The Israeli cabinet has approved a proposal to require that all non-Jews seeking citizenship take a loyalty oath to "the State of Israel as a Jewish and democratic state." Twenty-two cabinet ministers voted for the oath; eight voted against it. On Sunday, over 100 Israeli artists, writers and intellectuals held a demonstration against the measure, warning that Israel was becoming a fascist state.
A Syrian man who was held at Guantánamo for seven years has filed a lawsuit against the United States. In the suit, Abdul Razak al Janko describes his time at Guantánamo as a "decade-long Kafkaesque nightmare." Janko was detained by the US in 2002 after he was held for eighteen months by the Taliban or al-Qaeda on suspicion that he was a pro-American Israeli spy. While at Guantánamo, his lawyers say that he suffered a broken knee and other injuries during interrogations and that he has tried to commit suicide seventeen times. The thirty-two-year-old Janko is the first man who was released through a Guantánamo habeas petition to file a civil case.

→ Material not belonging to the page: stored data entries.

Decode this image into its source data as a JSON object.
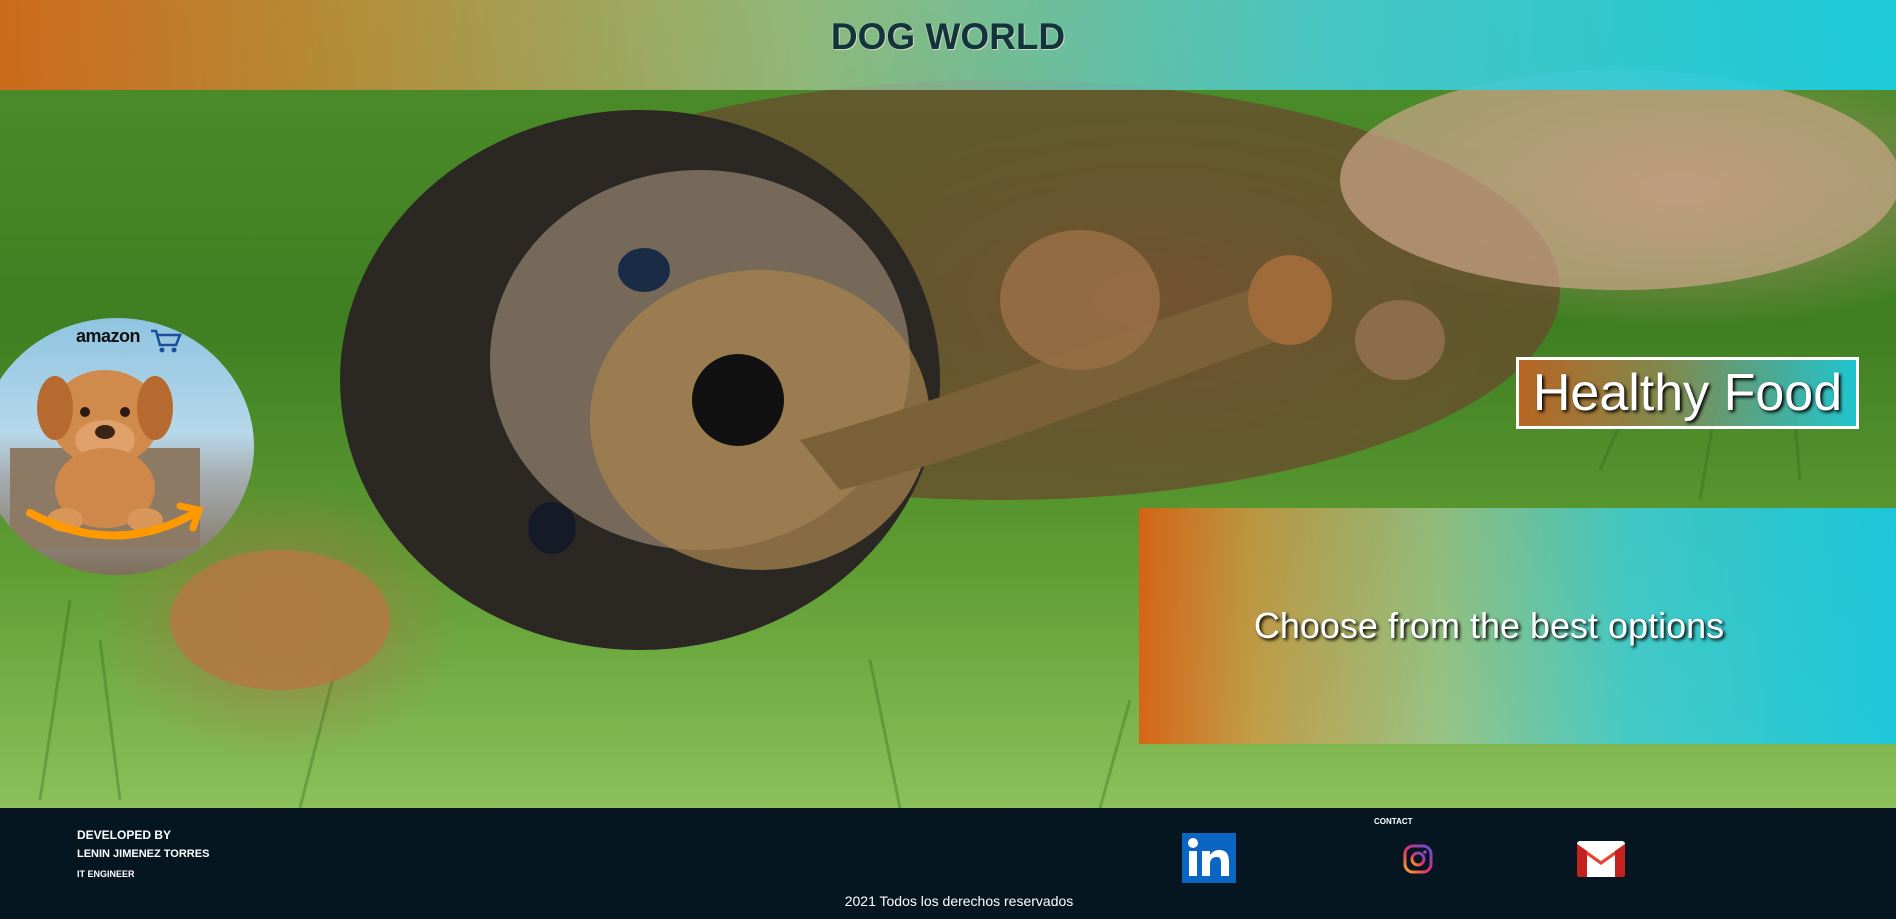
{
  "header": {
    "title": "DOG WORLD"
  },
  "promo": {
    "amazon_logo_text": "amazon",
    "headline": "Healthy Food",
    "tagline": "Choose from the best options"
  },
  "footer": {
    "developed_by_label": "DEVELOPED BY",
    "developer_name": "LENIN JIMENEZ TORRES",
    "developer_role": "IT ENGINEER",
    "contact_label": "CONTACT",
    "copyright": "2021 Todos los derechos reservados",
    "social_icons": [
      "linkedin-icon",
      "instagram-icon",
      "gmail-icon"
    ]
  },
  "colors": {
    "header_gradient_start": "#d6681a",
    "header_gradient_end": "#19cde1",
    "title_text": "#12343a",
    "footer_background": "#061620",
    "linkedin_blue": "#0a66c2",
    "gmail_red": "#ea4335",
    "amazon_orange": "#ff9900"
  }
}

In news from Ecuador, one of the three police commanders who has been charged in the recent unsuccessful coup attempt against President Rafael Correa has been identified as a graduate of the School of the Americas in Ft. Benning, Georgia. According to SOA Watch, Colonel Manuel Rivadeneira Tello was a graduate of the SOA’s combat arms training course. Rivadeneira was the commander of the barracks where President Correa was attacked by protesting police.
In a jailhouse confession, a California man has admitted it was Fox News host Glenn Beck who inspired him to plot the assassination of employees of the ACLU and the Tides Foundation. Byron Williams made national headlines in July, when he was arrested after he opened fire on California Highway Patrol officers. The shootout occurred as Williams was driving to the headquarters of the Tides Foundation headquarters in San Francisco. Earlier today, the media watchdog group Media Matters released audio from a jailhouse interview in which Williams talks about Beck’s influence.

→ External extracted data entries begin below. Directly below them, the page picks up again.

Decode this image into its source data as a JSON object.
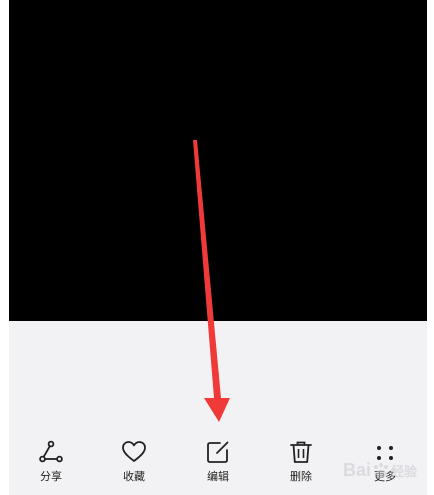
{
  "toolbar": {
    "items": [
      {
        "label": "分享",
        "icon": "share-icon"
      },
      {
        "label": "收藏",
        "icon": "heart-icon"
      },
      {
        "label": "编辑",
        "icon": "edit-icon"
      },
      {
        "label": "删除",
        "icon": "trash-icon"
      },
      {
        "label": "更多",
        "icon": "more-icon"
      }
    ]
  },
  "watermark": {
    "text": "Bai",
    "text2": "经验"
  },
  "colors": {
    "arrow": "#f03a3a",
    "toolbar_bg": "#f2f2f4",
    "photo_bg": "#000000"
  }
}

Byron Williams: "I would have never started watching Fox News if it wasn’t for the fact that Beck was on there. And it was the things that he did, it was the things he exposed, that blew my mind. I said, 'Well, nobody does this.' ...Beck will never say anything about a conspiracy, will never
advocate violence. He’ll never do anything of this nature. But he’ll give you every ounce of evidence that you could possibly need. Go look at all the stuff that you’ll find. I would suggest you go back and see, try to find the videos about –– all the June videos."
That was Byron Williams being interviewed by freelance journalist John Hamilton. According to Media Matters, in the eighteen months before the shooting, Beck used his Fox News show to attack the Tides Foundation twenty-nine times, claiming that the small foundation is part of a secret George Soros-funded plot to infiltrate and gain control of big businesses and to indoctrinate the youth of America. Even after the shooting Beck continued to threaten Tides.
Glenn Beck: "I’m just going to throw this message out for the people at the Tides Foundation: I’m coming for you. Oh, I’m coming for you. Well, no, not in a — not — Glenn Beck making threats? No, mm-mm. Nope, I’m just going to reverse all the things that you have done, all the things that you have done. The tide is about to change."
In what’s been described as the world’s biggest day of climate action, over 7,000 rallies and events were held Sunday in 188 Countries. The "10/10/10 Global Work Party" was organized by 350.org to urge people across the globe to do something in their city or community that will help deal with global warming.
And Saturday marked what would have been John Lennon’s seventieth birthday. His widow Yoko Ono commemorated the day by awarding the Lennon Ono Peace Award to filmmaker Josh Fox, director of the documentary Gasland, writers Alice Walker and Michael Pollan, and food safety spokesperson Barbara Kowalcyk.